Robert Haas <robertmhaas@gmail.com> writes:
> On Tue, Feb 16, 2016 at 2:59 AM, Tom Lane <tgl@sss.pgh.pa.us> wrote:
>> Not to be neglected also is that (I believe) this gives the right answer,
>> whereas isolationtester's existing query is currently completely broken by
>> parallel queries, and it doesn't understand non-conflicting lock modes
>> either. (It did, at least partially, before commit 38f8bdcac4982215;
>> I am not sure that taking out the mode checks was a good idea. But
>> putting them back would make the query slower yet.)
> The reason I took that out is because it breaks the deadlock-soft
> test. It's possible to have a situation where no granted lock
> conflicts with an awaited lock. If that happens, the old query
> wrongly concluded that the waiting process was not in fact waiting.

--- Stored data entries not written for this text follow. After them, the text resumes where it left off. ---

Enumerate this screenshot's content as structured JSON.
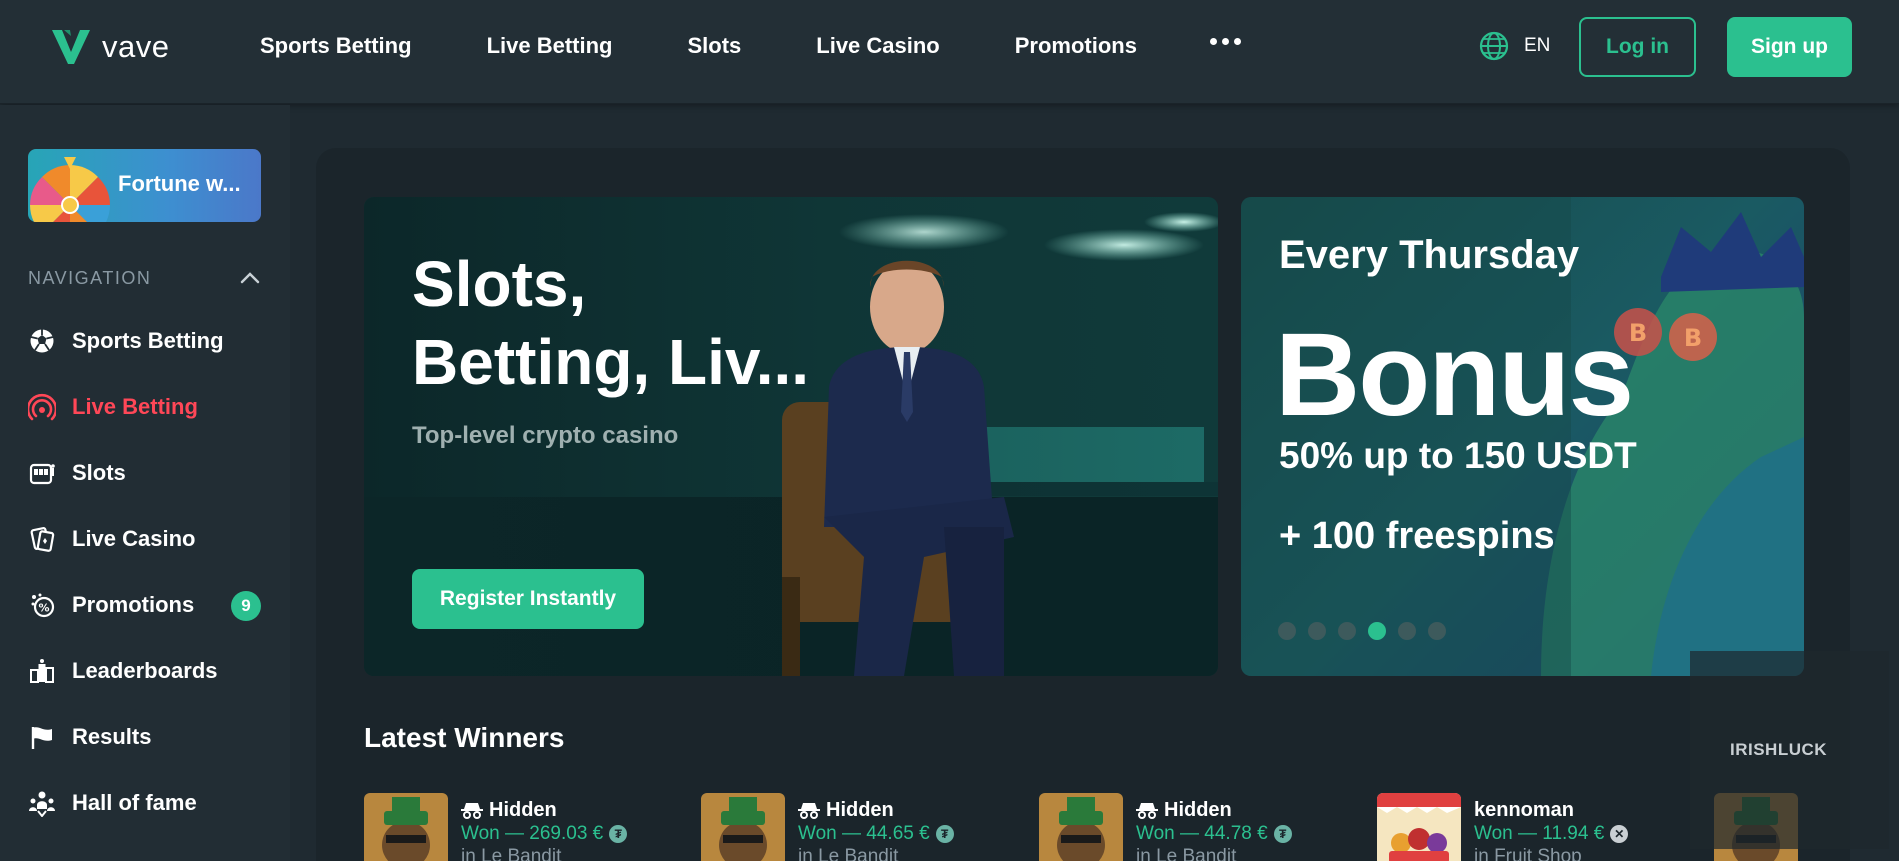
{
  "header": {
    "logo_text": "vave",
    "nav": [
      {
        "label": "Sports Betting"
      },
      {
        "label": "Live Betting"
      },
      {
        "label": "Slots"
      },
      {
        "label": "Live Casino"
      },
      {
        "label": "Promotions"
      }
    ],
    "more_icon": "ellipsis-icon",
    "language": "EN",
    "login_label": "Log in",
    "signup_label": "Sign up"
  },
  "sidebar": {
    "fortune_label": "Fortune w...",
    "nav_heading": "NAVIGATION",
    "items": [
      {
        "label": "Sports Betting",
        "icon": "soccer-ball-icon"
      },
      {
        "label": "Live Betting",
        "icon": "live-signal-icon",
        "active": true
      },
      {
        "label": "Slots",
        "icon": "slot-machine-icon"
      },
      {
        "label": "Live Casino",
        "icon": "cards-icon"
      },
      {
        "label": "Promotions",
        "icon": "promo-icon",
        "badge": "9"
      },
      {
        "label": "Leaderboards",
        "icon": "leaderboard-icon"
      },
      {
        "label": "Results",
        "icon": "flag-icon"
      },
      {
        "label": "Hall of fame",
        "icon": "trophy-people-icon"
      }
    ]
  },
  "hero": {
    "title": "Slots,\nBetting, Liv...",
    "subtitle": "Top-level crypto casino",
    "button_label": "Register Instantly"
  },
  "promo": {
    "kicker": "Every Thursday",
    "headline": "Bonus",
    "line1": "50% up to 150 USDT",
    "line2": "+ 100 freespins",
    "slides": 6,
    "active_slide": 4
  },
  "latest_winners": {
    "title": "Latest Winners",
    "items": [
      {
        "name": "Hidden",
        "won": "Won — 269.03 €",
        "game": "in Le Bandit",
        "currency": "USDT"
      },
      {
        "name": "Hidden",
        "won": "Won — 44.65 €",
        "game": "in Le Bandit",
        "currency": "USDT"
      },
      {
        "name": "Hidden",
        "won": "Won — 44.78 €",
        "game": "in Le Bandit",
        "currency": "USDT"
      },
      {
        "name": "kennoman",
        "won": "Won — 11.94 €",
        "game": "in Fruit Shop",
        "currency": "XRP"
      }
    ]
  },
  "watermark": "IRISHLUCK",
  "colors": {
    "accent": "#2bc08f",
    "active_nav": "#ff4757",
    "background": "#1f2a31",
    "panel": "#1b252b"
  }
}
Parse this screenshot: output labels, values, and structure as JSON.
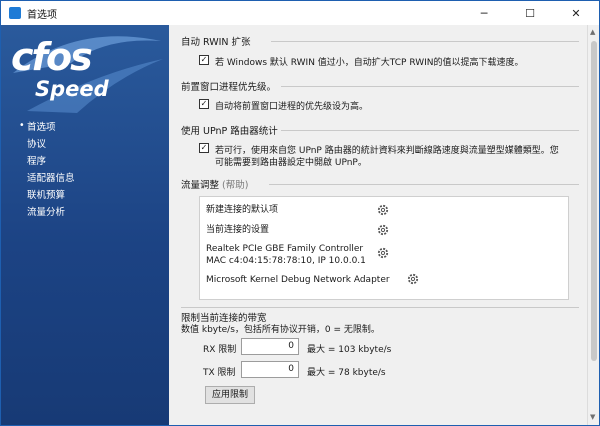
{
  "window": {
    "title": "首选项"
  },
  "titlebar_buttons": {
    "minimize": "─",
    "maximize": "☐",
    "close": "✕"
  },
  "logo": {
    "line1": "cfos",
    "line2": "Speed"
  },
  "sidebar": {
    "items": [
      {
        "label": "首选项",
        "active": true
      },
      {
        "label": "协议"
      },
      {
        "label": "程序"
      },
      {
        "label": "适配器信息"
      },
      {
        "label": "联机预算"
      },
      {
        "label": "流量分析"
      }
    ]
  },
  "sections": {
    "rwin": {
      "title": "自动 RWIN 扩张",
      "checkbox_label": "若 Windows 默认 RWIN 值过小，自动扩大TCP RWIN的值以提高下载速度。",
      "checked": true
    },
    "foreground": {
      "title": "前置窗口进程优先级。",
      "checkbox_label": "自动将前置窗口进程的优先级设为高。",
      "checked": true
    },
    "upnp": {
      "title": "使用 UPnP 路由器统计",
      "checkbox_label_line1": "若可行，使用來自您 UPnP 路由器的統計資料來判斷線路速度與流量塑型媒體類型。您",
      "checkbox_label_line2": "可能需要到路由器設定中開啟 UPnP。",
      "checked": true
    },
    "traffic": {
      "title": "流量调整",
      "help_link": "(帮助)",
      "items": [
        {
          "line1": "新建连接的默认项"
        },
        {
          "line1": "当前连接的设置"
        },
        {
          "line1": "Realtek PCIe GBE Family Controller",
          "line2": "MAC c4:04:15:78:78:10, IP 10.0.0.1"
        },
        {
          "line1": "Microsoft Kernel Debug Network Adapter"
        }
      ]
    },
    "bandwidth": {
      "title": "限制当前连接的带宽",
      "description": "数值 kbyte/s，包括所有协议开销，0 = 无限制。",
      "rx": {
        "label": "RX 限制",
        "value": "0",
        "max": "最大 = 103 kbyte/s"
      },
      "tx": {
        "label": "TX 限制",
        "value": "0",
        "max": "最大 = 78 kbyte/s"
      },
      "apply_button": "应用限制"
    }
  },
  "colors": {
    "sidebar_top": "#2a5a9c",
    "sidebar_bottom": "#173a75",
    "window_border": "#1e5fb0"
  }
}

> (Consider A hold AccessShareLock, B awaits AccessExclusiveLock, C now
> requests AccessShareLock and *waits*.)
Ah, well, with this patch the deadlock-soft test still passes.
> As for the patch itself, I'm having trouble grokking what it's trying
> to do. I think it might be worth having a comment defining precisely
> what we mean by "A blocks B". I would define "A blocks B" in general
> as either A holds a lock which conflicts with one sought by B
> (hard-blocked) or A awaits a lock which conflicts with one sought by B
> and precedes it in the wait queue (soft-blocked).
Yes, that is exactly what I implemented ... and it's something you can't
find out from pg_locks. I'm not sure how that view could be made to
expose wait-queue ordering.
> For parallel queries, there's a further relevant distinction when we
> say "A blocks B". We might mean either that (1) process B cannot
> resume execution until the lock conflict is resolved or (2) the group
> leader for process B cannot complete the current parallel operation
> until the lock conflict is resolved.
The definition I used in this patch is "some member of A's lock group
blocks some member of B's lock group", because that corresponds directly
to whether A is preventing B's query from completing, which is what
isolationtester wants to know --- and, I would argue, it's generally what
any client would want to know. 99.9% of clients would just as soon not be
aware of parallel workers lurking underneath the pg_backend_pid() values
that they see for their sessions.
regards, tom lane